Creating a business case for any IT investment is never an easy task, but it can be a critical piece of winning the support of your leadership team to take on a key initiative. Business cases help to present the expected benefits that can positively affect the bottom line and improve overall operations, while also helping to put the potential costs and unknown factors associated with the new technology into context. The business case to migrate to a container-based architecture is no different, but it is also not a new technology. So why would now be a good time for your organization to consider it?

The decision to move to containers is not only a technical decision, but also an operational and cultural shift. But organizations can realize a number of benefits with containerization, including increased operational agility and security. Let’s dive into some of the key benefits your organization could see with a move to containers.

Reduces Capital Budget Expenditures

When creating a business case, it’s always good to lead off with the potential for real costs savings. There are many ways the move to containers can help to reduce capital budgets. The first way is with savings in staff costs that come with increases in productivity. Because containers are virtual by their very nature, they are not tied to a specific device (either hard drive or server); instead—whether in the case of disaster recovery or the software development cycle’s code migration process from development to test and to production—code and data can be accessed anywhere, preventing manual movement from team to team.

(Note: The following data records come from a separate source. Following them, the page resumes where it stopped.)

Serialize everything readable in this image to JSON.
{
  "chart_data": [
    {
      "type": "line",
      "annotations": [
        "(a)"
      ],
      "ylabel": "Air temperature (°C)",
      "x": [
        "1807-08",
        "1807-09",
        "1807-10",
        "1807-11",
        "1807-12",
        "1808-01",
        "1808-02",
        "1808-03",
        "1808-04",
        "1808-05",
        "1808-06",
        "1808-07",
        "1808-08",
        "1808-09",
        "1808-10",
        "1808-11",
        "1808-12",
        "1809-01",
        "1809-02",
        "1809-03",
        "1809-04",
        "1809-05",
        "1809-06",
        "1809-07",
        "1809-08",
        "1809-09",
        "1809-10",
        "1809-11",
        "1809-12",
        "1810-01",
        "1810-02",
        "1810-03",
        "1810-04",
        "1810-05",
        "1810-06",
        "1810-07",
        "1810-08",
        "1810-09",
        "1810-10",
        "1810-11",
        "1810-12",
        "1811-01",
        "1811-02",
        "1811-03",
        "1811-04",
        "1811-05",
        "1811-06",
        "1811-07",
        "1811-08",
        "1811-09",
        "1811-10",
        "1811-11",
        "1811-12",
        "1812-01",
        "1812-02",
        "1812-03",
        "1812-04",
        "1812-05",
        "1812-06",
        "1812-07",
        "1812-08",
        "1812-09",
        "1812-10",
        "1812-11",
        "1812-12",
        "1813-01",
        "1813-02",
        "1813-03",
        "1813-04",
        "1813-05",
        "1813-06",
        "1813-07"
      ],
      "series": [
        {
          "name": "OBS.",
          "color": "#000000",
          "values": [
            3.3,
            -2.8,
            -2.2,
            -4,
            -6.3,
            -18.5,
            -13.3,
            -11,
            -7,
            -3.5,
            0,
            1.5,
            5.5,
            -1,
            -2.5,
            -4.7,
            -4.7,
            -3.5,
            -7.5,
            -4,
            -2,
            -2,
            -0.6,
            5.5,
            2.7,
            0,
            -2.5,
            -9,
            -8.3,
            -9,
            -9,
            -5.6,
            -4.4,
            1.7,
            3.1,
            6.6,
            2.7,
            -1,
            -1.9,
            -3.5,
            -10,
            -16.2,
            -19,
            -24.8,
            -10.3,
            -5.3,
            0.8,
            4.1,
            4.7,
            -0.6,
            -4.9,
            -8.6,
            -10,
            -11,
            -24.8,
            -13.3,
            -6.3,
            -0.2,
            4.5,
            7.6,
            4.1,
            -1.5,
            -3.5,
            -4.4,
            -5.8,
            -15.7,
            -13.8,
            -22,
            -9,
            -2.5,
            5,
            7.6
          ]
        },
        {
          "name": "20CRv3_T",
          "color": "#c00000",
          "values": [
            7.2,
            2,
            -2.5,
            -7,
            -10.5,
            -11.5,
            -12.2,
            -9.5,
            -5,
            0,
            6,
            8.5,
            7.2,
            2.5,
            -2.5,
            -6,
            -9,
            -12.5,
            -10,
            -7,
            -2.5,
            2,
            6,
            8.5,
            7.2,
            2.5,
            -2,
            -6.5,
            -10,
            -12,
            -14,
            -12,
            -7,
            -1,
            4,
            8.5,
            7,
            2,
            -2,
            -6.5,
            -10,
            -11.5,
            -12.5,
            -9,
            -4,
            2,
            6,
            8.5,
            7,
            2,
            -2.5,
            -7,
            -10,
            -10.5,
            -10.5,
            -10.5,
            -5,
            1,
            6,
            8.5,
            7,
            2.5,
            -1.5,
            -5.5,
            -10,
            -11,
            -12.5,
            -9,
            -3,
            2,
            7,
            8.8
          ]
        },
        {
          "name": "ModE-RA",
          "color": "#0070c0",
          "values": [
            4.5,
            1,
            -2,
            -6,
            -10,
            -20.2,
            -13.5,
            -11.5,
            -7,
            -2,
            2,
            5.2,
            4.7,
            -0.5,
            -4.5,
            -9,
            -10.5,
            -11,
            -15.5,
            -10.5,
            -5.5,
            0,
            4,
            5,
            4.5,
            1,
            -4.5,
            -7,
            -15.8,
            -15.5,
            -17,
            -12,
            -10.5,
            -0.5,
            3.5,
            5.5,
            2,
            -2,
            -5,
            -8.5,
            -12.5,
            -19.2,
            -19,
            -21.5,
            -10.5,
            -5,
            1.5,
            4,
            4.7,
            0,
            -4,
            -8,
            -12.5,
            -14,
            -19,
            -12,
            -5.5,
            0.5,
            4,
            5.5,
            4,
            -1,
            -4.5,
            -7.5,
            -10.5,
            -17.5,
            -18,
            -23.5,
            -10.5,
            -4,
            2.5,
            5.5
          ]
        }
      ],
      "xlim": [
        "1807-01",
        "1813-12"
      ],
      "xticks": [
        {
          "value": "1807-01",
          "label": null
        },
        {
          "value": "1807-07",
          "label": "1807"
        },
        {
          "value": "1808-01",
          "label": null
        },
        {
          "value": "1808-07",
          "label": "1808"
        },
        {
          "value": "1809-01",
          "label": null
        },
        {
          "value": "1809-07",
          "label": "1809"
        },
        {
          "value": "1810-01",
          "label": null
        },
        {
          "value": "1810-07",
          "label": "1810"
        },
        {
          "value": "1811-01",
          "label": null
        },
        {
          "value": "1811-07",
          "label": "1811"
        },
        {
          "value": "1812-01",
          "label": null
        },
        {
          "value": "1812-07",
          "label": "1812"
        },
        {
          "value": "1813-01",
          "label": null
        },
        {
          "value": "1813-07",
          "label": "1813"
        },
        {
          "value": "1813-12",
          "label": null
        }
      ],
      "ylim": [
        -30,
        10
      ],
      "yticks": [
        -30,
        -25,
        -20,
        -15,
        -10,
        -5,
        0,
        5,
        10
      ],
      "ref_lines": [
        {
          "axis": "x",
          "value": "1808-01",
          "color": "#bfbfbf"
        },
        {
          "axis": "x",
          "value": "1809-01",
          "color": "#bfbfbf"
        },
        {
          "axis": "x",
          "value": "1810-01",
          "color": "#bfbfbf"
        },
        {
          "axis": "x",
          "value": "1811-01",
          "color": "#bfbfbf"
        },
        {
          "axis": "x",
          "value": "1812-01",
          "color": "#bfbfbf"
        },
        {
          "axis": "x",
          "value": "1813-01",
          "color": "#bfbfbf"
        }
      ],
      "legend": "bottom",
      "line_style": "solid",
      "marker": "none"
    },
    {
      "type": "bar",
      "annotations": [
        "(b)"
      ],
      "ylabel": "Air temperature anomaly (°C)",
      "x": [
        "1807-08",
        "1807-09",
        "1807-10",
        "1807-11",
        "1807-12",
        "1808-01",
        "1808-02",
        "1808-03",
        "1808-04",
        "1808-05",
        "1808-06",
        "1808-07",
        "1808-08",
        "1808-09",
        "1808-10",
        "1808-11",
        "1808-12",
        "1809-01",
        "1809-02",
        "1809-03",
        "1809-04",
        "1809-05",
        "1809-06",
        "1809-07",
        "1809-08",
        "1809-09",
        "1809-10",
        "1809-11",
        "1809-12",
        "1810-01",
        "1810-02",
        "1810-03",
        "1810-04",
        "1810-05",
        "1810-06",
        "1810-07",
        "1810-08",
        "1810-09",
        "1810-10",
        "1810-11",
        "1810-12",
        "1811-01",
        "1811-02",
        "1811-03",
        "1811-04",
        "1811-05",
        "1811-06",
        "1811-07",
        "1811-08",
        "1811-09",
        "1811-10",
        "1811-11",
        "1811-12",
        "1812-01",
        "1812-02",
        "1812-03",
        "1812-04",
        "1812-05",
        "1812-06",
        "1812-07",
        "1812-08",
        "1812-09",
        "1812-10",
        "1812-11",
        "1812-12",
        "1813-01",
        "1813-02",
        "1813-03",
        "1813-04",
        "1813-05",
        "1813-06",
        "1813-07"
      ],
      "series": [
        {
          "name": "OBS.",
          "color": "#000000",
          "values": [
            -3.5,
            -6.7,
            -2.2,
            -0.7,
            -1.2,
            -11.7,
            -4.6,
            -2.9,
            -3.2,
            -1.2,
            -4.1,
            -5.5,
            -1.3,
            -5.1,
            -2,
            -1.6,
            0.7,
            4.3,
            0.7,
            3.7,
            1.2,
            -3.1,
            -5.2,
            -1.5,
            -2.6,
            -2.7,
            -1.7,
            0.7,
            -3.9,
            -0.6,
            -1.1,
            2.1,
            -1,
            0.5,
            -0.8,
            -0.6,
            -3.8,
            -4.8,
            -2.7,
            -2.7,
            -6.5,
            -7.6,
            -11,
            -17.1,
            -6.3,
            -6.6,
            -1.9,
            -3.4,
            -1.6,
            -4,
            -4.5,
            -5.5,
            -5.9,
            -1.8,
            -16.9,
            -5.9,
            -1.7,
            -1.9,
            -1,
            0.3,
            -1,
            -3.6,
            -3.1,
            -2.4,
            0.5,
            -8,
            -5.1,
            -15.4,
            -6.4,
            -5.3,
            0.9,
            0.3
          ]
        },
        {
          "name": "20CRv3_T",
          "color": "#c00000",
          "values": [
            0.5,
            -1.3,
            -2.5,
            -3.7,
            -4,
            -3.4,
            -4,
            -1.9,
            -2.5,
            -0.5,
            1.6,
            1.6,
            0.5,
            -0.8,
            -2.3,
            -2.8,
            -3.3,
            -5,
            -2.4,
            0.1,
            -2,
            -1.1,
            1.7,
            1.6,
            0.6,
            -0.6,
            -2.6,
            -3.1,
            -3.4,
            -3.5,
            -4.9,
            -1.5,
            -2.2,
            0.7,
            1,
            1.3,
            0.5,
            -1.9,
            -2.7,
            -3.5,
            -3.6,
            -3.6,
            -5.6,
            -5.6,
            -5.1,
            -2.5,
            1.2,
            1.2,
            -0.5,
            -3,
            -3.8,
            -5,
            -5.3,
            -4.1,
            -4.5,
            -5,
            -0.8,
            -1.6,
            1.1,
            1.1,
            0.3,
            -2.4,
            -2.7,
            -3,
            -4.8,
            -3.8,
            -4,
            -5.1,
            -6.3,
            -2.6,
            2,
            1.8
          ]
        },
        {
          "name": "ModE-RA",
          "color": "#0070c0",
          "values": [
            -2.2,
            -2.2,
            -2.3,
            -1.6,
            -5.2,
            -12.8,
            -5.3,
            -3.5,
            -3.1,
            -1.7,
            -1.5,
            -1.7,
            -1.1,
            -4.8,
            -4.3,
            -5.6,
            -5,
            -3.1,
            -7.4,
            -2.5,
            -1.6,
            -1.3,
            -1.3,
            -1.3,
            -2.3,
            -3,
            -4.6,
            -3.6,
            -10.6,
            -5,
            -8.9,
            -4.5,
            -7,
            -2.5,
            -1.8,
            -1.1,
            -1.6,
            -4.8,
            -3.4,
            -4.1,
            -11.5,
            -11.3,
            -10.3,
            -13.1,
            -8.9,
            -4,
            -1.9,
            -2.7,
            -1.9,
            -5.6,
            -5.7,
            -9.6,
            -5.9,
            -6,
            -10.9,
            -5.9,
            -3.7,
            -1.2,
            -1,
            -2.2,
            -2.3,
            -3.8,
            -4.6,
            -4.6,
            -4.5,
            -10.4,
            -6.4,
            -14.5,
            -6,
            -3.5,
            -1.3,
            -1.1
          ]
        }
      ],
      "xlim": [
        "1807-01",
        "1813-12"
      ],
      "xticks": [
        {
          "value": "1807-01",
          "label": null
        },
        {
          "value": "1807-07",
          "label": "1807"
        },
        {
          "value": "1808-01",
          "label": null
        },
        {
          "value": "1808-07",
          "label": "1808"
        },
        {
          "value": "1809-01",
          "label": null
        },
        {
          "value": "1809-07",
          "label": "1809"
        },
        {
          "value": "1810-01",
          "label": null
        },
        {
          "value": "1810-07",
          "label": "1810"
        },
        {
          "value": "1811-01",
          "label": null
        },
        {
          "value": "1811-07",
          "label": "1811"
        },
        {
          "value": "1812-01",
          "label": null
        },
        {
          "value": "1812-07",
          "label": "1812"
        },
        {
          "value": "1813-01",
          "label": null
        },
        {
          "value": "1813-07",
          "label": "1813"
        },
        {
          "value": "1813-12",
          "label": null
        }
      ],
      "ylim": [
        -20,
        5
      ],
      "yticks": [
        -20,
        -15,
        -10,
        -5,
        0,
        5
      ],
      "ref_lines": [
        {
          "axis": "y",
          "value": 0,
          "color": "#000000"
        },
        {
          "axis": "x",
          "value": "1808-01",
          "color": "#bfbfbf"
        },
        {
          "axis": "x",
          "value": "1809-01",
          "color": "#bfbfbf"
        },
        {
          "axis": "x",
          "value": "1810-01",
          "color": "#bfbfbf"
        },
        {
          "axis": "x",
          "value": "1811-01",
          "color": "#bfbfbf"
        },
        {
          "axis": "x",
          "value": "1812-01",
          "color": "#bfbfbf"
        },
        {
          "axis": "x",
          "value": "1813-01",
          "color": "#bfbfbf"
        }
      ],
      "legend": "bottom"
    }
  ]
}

Organizations will also see infrastructure licensing and vendor cost reductions over time. Containers allow organizations to run on virtually every cloud offering and on-premises because the application images are designed to run on any infrastructure, public or private. Similarly, containers have a lower total cost of ownership because they are not virtual machines with operating system licensing costs or operations and maintenance costs, and they do not need hypervisors to work. Containers are cloud and infrastructure agnostic. No vendor contracts, simplified deployment, and lower maintenance costs all add up to big savings.

Increased Business Agility

Working within containers inherently means organizations will have a seamless means to move data from development to production and back again if there are issues. New environments for testing, development, and training can be created without much effort, granting staff the time and ability to take on parallel work streams enabled by the standardization and consistency a container providers in any environment. In other words, staff will have more time to feature development.

Enhanced Flexibility

Both idle resources and overprovisioned services generate wasted costs. Instead of buying or leasing more cloud or on-premises equipment than you need or worrying you underestimated, with containers, as long as you have enough resources available on the host, you can just spin up more containers if you need them. Instead of big server purchases, more precise, smaller server purchases can be made to make way for the containers you need, growing your footprint in smaller, more cost-effective blocks.

Better Security

The commonly heard weakness regarding containers comes from the idea that once an attacker gains access to a host, all containers are at risk. However, the industry and the technology have evolved. First, containers only have to run the OS capabilities they need, limiting the number of vulnerabilities that could be exploited. Second, containers run in an unprivileged mode, meaning access up to the root or outside of that container isn’t possible. And, finally, each container has its own memory and CPU, meaning it is isolated from other containers, so attackers can’t move laterally. A single container can also be blown away if it is corrupted, without affecting any others on the same host.

Finalizing the Business Case

The case for container adoption writes itself in many ways. From increases in flexibility to lower maintenance costs, containers can deliver plenty of business value to justify the return on investment. So if you thought you knew containers and what they could mean for your organization, now is a great time to rerun your numbers.